Fusion of frantic dance energy and genuinely inventive ever-changing sax improvisation.
Belgrave Music Hall Leeds 22nd Feb 2022

Even leaving aside the Covid years, it’s been ages since I experienced a concert with the energy and groove of this one. It barely paused in an hour and a quarter – one tune running seamlessly into another and the frantic beat pushing the audience to greater excitement. It was that good.
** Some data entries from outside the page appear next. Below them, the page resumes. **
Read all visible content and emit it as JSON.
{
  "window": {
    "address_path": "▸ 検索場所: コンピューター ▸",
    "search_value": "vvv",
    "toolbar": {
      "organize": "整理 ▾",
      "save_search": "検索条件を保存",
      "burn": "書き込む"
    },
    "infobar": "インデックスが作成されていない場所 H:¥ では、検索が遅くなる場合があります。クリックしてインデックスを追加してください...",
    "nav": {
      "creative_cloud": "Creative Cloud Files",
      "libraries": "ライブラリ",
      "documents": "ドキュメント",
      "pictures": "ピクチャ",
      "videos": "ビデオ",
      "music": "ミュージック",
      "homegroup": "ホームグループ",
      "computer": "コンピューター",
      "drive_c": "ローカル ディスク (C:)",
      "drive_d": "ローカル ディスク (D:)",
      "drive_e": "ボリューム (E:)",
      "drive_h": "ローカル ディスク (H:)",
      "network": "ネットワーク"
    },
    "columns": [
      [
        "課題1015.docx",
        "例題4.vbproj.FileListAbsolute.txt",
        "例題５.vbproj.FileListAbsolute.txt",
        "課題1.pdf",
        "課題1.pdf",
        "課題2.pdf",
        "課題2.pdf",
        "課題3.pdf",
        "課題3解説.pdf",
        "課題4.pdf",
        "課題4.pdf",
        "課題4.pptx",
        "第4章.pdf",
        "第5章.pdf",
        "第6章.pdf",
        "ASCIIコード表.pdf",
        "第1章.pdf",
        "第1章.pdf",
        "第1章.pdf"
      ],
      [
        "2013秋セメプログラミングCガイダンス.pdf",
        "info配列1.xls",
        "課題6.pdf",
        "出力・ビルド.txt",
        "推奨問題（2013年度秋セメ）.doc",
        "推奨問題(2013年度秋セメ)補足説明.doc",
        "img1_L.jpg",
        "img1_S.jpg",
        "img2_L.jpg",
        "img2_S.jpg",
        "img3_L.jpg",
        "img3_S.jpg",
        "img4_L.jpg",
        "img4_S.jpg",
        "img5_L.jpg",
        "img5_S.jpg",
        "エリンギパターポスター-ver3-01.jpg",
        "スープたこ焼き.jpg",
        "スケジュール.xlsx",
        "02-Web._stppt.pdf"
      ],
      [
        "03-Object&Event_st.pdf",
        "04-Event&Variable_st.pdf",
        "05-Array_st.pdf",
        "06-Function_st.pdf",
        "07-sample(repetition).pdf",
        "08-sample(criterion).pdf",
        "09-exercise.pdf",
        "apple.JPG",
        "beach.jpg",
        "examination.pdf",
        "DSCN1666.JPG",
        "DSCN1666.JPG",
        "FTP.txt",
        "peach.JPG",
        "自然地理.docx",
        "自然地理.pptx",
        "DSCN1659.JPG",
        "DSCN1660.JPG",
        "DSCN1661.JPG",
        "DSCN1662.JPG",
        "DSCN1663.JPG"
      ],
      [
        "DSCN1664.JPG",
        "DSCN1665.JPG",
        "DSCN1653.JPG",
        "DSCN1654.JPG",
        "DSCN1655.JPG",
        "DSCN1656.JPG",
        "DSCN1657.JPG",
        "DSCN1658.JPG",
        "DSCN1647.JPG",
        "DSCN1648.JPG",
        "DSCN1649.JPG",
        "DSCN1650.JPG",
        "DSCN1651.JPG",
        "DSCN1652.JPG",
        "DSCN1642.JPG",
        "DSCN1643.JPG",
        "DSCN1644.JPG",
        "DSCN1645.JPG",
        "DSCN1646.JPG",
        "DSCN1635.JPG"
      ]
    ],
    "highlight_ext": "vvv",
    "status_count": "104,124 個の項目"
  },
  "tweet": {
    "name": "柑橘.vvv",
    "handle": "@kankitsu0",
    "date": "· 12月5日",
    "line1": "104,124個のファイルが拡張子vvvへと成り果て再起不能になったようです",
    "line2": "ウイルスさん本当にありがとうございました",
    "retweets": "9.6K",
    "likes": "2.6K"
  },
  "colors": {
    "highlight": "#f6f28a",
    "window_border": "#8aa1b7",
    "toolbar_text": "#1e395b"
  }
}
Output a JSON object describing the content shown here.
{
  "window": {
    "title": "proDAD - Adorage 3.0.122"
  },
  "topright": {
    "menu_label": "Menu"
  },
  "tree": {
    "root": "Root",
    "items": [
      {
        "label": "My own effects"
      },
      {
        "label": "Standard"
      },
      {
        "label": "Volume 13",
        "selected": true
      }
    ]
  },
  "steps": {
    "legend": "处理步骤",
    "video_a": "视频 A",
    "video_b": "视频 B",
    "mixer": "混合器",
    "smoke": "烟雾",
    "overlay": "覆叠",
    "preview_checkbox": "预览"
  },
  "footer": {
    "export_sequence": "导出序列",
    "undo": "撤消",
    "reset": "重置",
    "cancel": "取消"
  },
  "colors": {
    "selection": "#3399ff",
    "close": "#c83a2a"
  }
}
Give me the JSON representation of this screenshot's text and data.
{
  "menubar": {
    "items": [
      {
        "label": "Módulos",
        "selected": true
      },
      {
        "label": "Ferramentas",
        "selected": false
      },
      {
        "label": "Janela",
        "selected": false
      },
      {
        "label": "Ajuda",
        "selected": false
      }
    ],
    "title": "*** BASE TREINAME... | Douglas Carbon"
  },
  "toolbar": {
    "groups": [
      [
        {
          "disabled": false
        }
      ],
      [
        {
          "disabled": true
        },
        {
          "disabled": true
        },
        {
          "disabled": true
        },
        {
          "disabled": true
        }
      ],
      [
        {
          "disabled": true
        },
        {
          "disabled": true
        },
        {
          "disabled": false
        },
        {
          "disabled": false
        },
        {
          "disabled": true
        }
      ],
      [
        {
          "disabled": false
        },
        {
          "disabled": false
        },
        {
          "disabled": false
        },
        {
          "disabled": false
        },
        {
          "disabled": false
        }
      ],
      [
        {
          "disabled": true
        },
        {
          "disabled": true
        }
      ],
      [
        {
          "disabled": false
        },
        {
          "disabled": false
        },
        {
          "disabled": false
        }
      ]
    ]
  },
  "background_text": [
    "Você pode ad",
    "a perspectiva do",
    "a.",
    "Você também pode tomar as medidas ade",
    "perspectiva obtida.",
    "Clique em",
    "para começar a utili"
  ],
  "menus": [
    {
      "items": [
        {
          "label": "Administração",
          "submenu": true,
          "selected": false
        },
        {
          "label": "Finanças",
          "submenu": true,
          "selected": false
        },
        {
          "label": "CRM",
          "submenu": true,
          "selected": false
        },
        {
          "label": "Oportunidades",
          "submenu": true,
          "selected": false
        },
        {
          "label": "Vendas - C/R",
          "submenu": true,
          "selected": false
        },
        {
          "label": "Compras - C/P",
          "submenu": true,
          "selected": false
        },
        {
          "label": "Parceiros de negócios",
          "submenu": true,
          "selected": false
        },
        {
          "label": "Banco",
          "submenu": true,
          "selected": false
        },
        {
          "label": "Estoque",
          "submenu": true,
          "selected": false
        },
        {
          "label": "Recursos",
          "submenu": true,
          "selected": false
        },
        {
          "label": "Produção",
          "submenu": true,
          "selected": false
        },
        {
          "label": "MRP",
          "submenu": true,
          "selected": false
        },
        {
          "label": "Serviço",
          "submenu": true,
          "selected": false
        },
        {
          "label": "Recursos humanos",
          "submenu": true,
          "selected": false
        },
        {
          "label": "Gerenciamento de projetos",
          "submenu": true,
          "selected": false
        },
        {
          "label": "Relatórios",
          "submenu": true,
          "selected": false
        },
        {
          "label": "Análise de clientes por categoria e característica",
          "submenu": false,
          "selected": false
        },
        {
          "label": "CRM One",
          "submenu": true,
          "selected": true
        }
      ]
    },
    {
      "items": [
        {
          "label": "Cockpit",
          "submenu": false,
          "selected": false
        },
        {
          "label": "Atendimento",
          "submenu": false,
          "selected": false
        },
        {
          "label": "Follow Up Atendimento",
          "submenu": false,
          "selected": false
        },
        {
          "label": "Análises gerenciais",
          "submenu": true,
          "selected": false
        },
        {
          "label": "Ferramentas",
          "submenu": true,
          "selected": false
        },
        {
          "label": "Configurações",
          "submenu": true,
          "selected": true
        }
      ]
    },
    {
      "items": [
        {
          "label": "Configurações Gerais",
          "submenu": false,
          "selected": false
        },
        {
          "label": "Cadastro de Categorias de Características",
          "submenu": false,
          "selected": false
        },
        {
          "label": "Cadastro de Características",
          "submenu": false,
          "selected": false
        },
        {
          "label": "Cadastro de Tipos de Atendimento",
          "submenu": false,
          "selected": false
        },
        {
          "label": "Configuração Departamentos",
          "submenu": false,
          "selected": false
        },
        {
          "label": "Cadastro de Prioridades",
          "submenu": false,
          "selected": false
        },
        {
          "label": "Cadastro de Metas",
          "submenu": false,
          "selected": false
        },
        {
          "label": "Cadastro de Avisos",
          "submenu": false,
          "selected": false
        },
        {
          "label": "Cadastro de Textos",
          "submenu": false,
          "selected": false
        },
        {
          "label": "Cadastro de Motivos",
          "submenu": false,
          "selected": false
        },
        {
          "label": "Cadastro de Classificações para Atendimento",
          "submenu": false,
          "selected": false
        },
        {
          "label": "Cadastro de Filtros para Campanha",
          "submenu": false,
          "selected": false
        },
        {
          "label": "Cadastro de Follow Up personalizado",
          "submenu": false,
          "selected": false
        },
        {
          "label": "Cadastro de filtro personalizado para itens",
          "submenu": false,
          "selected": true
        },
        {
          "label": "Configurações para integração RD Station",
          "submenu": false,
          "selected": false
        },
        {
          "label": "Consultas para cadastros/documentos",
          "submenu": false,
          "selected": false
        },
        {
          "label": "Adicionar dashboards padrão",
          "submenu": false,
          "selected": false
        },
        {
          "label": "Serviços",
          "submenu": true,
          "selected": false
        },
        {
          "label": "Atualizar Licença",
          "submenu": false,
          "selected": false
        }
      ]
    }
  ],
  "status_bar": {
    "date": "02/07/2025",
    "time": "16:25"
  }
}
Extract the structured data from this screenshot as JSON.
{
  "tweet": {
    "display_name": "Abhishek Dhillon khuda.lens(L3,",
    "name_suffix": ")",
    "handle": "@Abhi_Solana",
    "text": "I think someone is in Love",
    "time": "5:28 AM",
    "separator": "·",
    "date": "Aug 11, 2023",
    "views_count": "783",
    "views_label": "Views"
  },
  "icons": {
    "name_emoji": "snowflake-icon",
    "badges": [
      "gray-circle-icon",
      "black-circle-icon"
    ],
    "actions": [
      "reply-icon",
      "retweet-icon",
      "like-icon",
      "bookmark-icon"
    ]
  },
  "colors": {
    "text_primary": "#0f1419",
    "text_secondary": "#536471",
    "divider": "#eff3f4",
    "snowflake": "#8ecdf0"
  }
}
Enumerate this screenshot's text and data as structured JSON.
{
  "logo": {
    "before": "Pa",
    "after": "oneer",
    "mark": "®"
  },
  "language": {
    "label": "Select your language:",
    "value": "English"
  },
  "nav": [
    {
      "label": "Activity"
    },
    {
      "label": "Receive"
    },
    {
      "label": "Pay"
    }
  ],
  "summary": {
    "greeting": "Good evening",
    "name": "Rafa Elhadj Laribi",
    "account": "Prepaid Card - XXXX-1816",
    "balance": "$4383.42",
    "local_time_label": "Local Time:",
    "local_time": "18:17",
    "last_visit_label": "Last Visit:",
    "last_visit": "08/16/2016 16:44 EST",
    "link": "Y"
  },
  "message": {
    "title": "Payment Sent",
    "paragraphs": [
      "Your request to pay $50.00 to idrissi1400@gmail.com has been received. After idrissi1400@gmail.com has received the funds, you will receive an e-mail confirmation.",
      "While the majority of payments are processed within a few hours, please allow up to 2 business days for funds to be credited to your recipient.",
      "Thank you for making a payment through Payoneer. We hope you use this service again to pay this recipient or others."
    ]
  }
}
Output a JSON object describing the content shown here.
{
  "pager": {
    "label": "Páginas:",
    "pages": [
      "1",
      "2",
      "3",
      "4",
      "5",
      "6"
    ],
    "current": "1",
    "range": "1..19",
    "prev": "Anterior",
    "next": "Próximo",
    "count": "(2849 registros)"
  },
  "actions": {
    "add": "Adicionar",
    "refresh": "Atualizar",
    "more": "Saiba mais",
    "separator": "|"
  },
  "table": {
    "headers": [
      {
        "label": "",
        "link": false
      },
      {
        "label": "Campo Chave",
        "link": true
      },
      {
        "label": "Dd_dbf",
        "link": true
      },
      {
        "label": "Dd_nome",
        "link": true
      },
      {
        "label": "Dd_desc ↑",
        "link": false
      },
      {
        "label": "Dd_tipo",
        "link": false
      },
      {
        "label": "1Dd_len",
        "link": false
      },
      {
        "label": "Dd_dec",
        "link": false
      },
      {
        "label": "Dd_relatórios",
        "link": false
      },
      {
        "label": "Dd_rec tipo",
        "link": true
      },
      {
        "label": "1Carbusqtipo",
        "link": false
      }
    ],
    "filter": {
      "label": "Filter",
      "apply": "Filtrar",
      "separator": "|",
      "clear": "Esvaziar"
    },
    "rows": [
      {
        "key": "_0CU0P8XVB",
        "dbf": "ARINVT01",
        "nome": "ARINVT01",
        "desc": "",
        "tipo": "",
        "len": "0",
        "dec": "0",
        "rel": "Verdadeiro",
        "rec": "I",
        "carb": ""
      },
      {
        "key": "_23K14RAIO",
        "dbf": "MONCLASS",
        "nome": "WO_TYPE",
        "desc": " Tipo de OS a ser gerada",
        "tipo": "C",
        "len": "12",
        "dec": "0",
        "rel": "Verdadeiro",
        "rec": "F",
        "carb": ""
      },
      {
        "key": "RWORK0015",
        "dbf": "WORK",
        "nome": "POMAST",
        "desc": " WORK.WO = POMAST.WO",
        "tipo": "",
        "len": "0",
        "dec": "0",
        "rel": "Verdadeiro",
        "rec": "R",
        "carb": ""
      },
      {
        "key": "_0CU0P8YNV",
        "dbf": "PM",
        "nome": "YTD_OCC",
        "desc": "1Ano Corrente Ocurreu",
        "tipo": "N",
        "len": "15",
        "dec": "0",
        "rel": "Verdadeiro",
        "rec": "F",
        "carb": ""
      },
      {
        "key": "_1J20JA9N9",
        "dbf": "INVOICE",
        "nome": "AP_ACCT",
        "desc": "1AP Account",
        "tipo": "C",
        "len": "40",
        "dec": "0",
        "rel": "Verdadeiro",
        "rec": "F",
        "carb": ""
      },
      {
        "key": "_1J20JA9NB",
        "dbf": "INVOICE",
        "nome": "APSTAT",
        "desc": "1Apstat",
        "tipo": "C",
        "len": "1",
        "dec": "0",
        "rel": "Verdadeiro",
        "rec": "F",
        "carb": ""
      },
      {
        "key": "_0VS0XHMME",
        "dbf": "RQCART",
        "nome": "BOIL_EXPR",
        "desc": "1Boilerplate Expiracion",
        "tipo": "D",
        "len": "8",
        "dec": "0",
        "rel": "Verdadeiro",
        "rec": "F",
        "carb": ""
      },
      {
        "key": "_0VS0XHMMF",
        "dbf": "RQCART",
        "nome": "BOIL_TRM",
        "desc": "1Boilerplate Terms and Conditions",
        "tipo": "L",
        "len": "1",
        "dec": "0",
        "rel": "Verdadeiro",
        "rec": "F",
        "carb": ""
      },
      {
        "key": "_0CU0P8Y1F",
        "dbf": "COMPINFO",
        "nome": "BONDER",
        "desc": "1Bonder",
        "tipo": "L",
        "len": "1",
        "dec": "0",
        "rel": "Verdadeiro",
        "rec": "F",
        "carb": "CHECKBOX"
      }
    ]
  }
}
The Sons Of Kemet are pretty groovy in the studio but are one of those rare bands whose live act is really quite different. No vocals at all, drums given an upfront mix, and every aspect of the propulsive elements turned up. Shabaka Hutching’s sax is almost entirely percussive. A few lyrical moments but, until the quiet and gentle (‘go home now’) solo sax encore, energy is on keeping that beat going. Theon Cross’ tuba doesn’t get sound that lets us hear notes clearly and largely functions as oompah, in the role delegated to bass guitars instead of the melodies we hear on disc. He does get a solo and I hear a couple of lines that sound like a flugelhorn and wish we heard a little more of that elsewhere. Such is the ferocious energy of him dry-humping that tuba that Cross pauses frequently to empty fluids from the horn. As you’ll know from records, Tom Skinner and Eddie Hick lay down amazing afrobeat and cross-cutting stellar impulsion. Here they do it faster and more so, pushing the front of the crowd into leaping and spinning.

The fusion of frantic dance energy and genuinely inventive ever-changing sax improvisation is enthralling. No sheets of sound, no parping, no show-boating, just on-the-beat constant playing that tells a melodic story and pushes it about too. His sax is more a rapper, spitting out notes on the beat than a fancy singer riding atop the rhythm, until Afrofuturism reaches levels that just can’t be topped and the set comes to an exhausted end.

As we pause at the end, Hutchings grins infectiously, delighted at the response, and says; “We’ve played a few UK gigs around the country now, in the last few days, and we realise how much we need your energy. We ask that you take that energy out with you and do with it what you will”.